M. Giovanni (Wolfmann) Bruno reprochait aux responsables du « courrier des lecteurs » de La Presse, MM. André Pratte, Pierre-Paul Gagné et Mme Christine Clermont, sous le motif d’antisémitisme, d’avoir refusé de publier une de ses lettres.
Au premier grief reproché, le plaignant déplorait que le journal ait refusé de publier sa lettre dans la section réservée au « courrier des lecteurs ». Il reproche aux responsables d’être insensibles et hostiles face au passé de sa famille et de ne pas lui avoir permis d’expliquer son point de vue qui, par ailleurs n’était pas représenté par d’autres lecteurs. Les mis-en-cause invoquent la liberté rédactionnelle du média, en soulignant que l’article de M. Marc Thibodeau exposait un point de vue semblable à celui de M. Bruno. De plus, La Presse dit se soucier de représenter différents points de vue dans le « courrier des lecteurs » et que cet objectif répond aux exigences déontologiques du journal.
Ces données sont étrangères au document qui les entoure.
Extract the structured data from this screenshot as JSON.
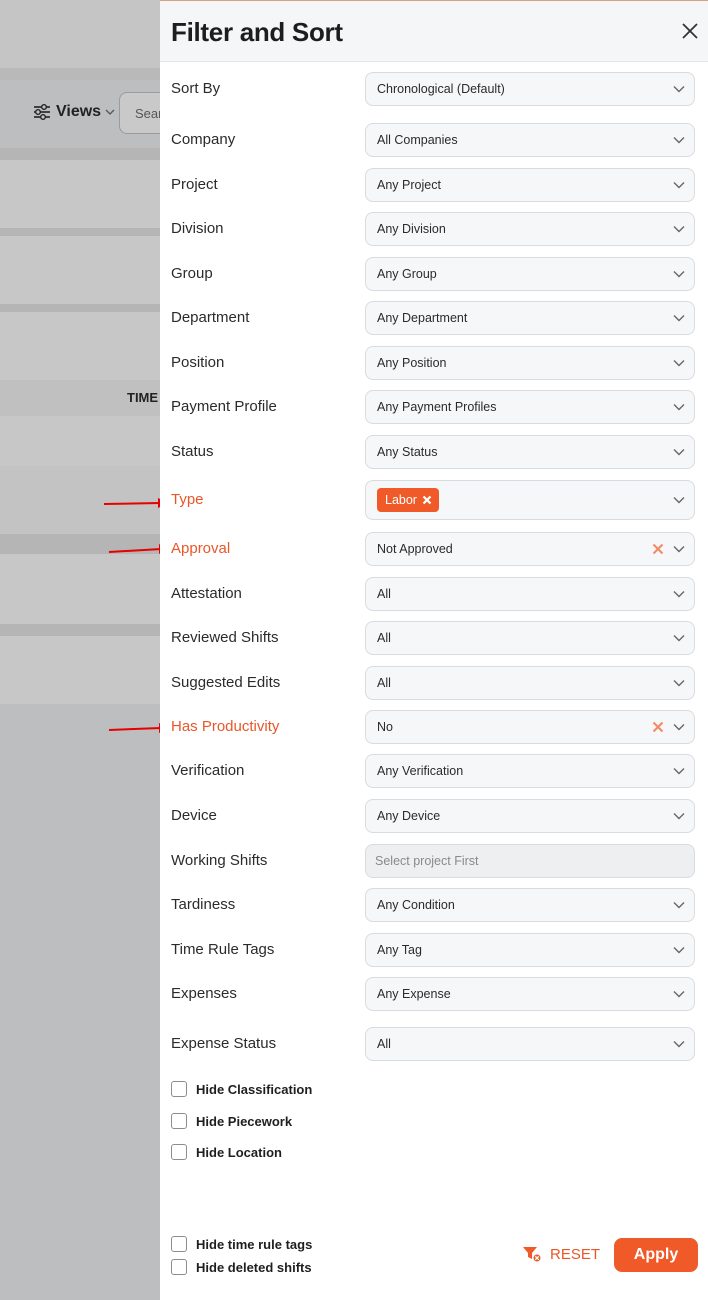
{
  "background": {
    "views_label": "Views",
    "search_placeholder": "Sear",
    "time_header": "TIME"
  },
  "panel": {
    "title": "Filter and Sort",
    "filters": [
      {
        "label": "Sort By",
        "value": "Chronological (Default)"
      },
      {
        "label": "Company",
        "value": "All Companies"
      },
      {
        "label": "Project",
        "value": "Any Project"
      },
      {
        "label": "Division",
        "value": "Any Division"
      },
      {
        "label": "Group",
        "value": "Any Group"
      },
      {
        "label": "Department",
        "value": "Any Department"
      },
      {
        "label": "Position",
        "value": "Any Position"
      },
      {
        "label": "Payment Profile",
        "value": "Any Payment Profiles"
      },
      {
        "label": "Status",
        "value": "Any Status"
      },
      {
        "label": "Type",
        "chip": "Labor",
        "highlighted": true
      },
      {
        "label": "Approval",
        "value": "Not Approved",
        "highlighted": true,
        "clearable": true
      },
      {
        "label": "Attestation",
        "value": "All"
      },
      {
        "label": "Reviewed Shifts",
        "value": "All"
      },
      {
        "label": "Suggested Edits",
        "value": "All"
      },
      {
        "label": "Has Productivity",
        "value": "No",
        "highlighted": true,
        "clearable": true
      },
      {
        "label": "Verification",
        "value": "Any Verification"
      },
      {
        "label": "Device",
        "value": "Any Device"
      },
      {
        "label": "Working Shifts",
        "placeholder": "Select project First",
        "disabled": true
      },
      {
        "label": "Tardiness",
        "value": "Any Condition"
      },
      {
        "label": "Time Rule Tags",
        "value": "Any Tag"
      },
      {
        "label": "Expenses",
        "value": "Any Expense"
      },
      {
        "label": "Expense Status",
        "value": "All"
      }
    ],
    "checkboxes": [
      "Hide Classification",
      "Hide Piecework",
      "Hide Location"
    ],
    "footer_checkboxes": [
      "Hide time rule tags",
      "Hide deleted shifts"
    ],
    "reset_label": "RESET",
    "apply_label": "Apply"
  },
  "colors": {
    "accent": "#f05a28",
    "highlight_text": "#e8572a",
    "annotation_arrow": "#e60000"
  }
}
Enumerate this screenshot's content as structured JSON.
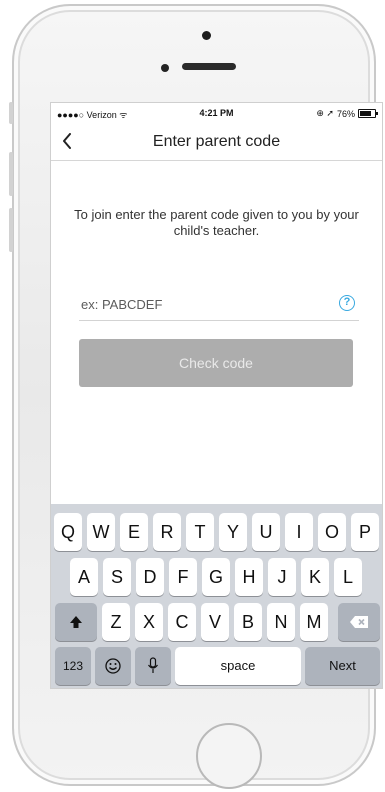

Bien que le plaignant considérait sa lettre comme un complément d’information d’intérêt public, faisant suite à un article, La Presse était libre de choisir les lettres à être publiées dans la rubrique réservée à cette fin. M. Bruno considère que La Presse ne représente pas tous les points de vue, cependant, le dossier ne permet pas d’en arriver à une telle conclusion. à cet égard, on ne pourrait donc, sans faire un procès d’intention au journal, l’accuser de partialité. Le grief est rejeté.
Au deuxième grief, le plaignant accusait le journal et certains de ses représentants de racisme et d’antisémitisme. Selon M. Bruno, les responsables du « courrier des lecteurs » favoriseraient ou sympathiseraient avec ceux ou celles qui critiquent ou s’opposent aux juifs. Il affirme qu’aucune lettre exprimant un point de vue différent n’aurait été publiée.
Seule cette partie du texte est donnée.